Herpes zoster ('shingles") can also appear in many body sites (most commonly the thorax). Zoster also hides in the nerve pathways. It gets there when a person has had chicken pox then goes dormant. Thus the lesion on your buttock could be either one of those viruses--and in fact they are both treated with anti-viral medications such as acyclovir. The only way to know for sure is to do viral cultures, or tests for viral DNA, when the lesions are fresh and shedding virus.

In terms of the vaginal symptoms, Zoster is not often found on the genitals. There were only 15 citations on this at the National Library of Medicine site, most were very old. Here was the best of the lot:

Obstet Gynecol. 2002 Apr;99(4):625-8. Postherpetic neuralgia after shingles: an under-recognized cause of chronic vulvar pain.

Oaklander AL, Rissmiller JG.

Neuropathic Pain Study Group, Departments of Anesthesiology, Massachusetts General Hospital, Harvard Medical School, Boston, Massachusetts, USA.

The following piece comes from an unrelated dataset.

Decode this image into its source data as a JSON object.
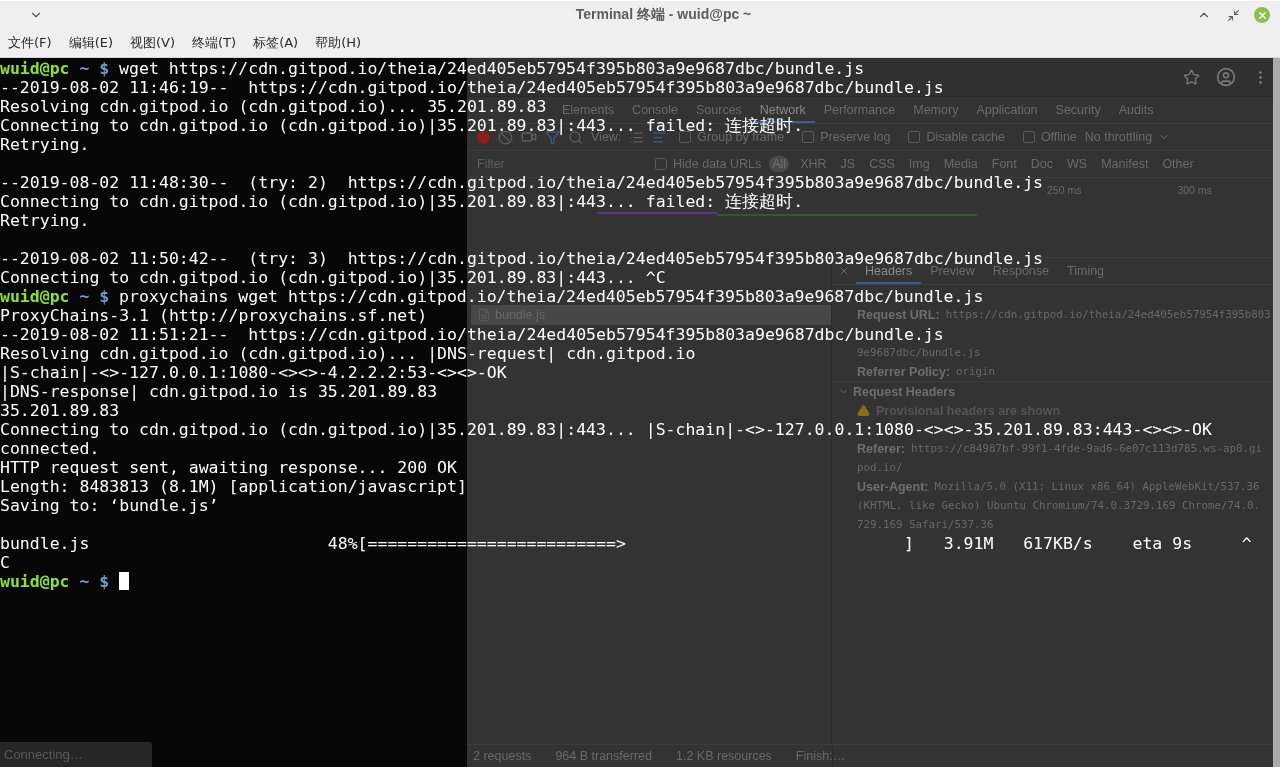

BACKGROUND: Vulvar shingles, an uncommon presentation of a common disease, probably affects 1.5 million American women during their lifetime and leaves about 150,000 with postherpetic neuralgia, a chronic neuropathic pain syndrome. Prompt diagnosis and treatment can minimize pain severity and duration. CASES: The case of an 88-year-old woman with sacral shingles is described. Complications led to her demise. A 35-year-old with a 6-year history of disabling vulvar pain and many diagnostic procedures was ultimately diagnosed with postherpetic neuralgia. CONCLUSION: Shingles needs to be included in the differential diagnosis of vulvar rashes because it is a modifiable risk factor for chronic vulvar pain. The possibility of postherpetic neuralgia must be considered in women with unexplained vulvar dysesthesia.

Bottom line, my suspicion is for genital HSV over Zoster for the vaginal symptoms--and perhaps the buttocks. One can carry HSV for YEARS and never have had a severe outbreak. Many times it is assumed to be " yeast".

PLEASE, PLEASE get in to see a GYN, especially when you have symptoms, so you can get a more "for sure" diagnosis. If it is a virus you can receive medication to shorten an outbreak and stop viral shedding.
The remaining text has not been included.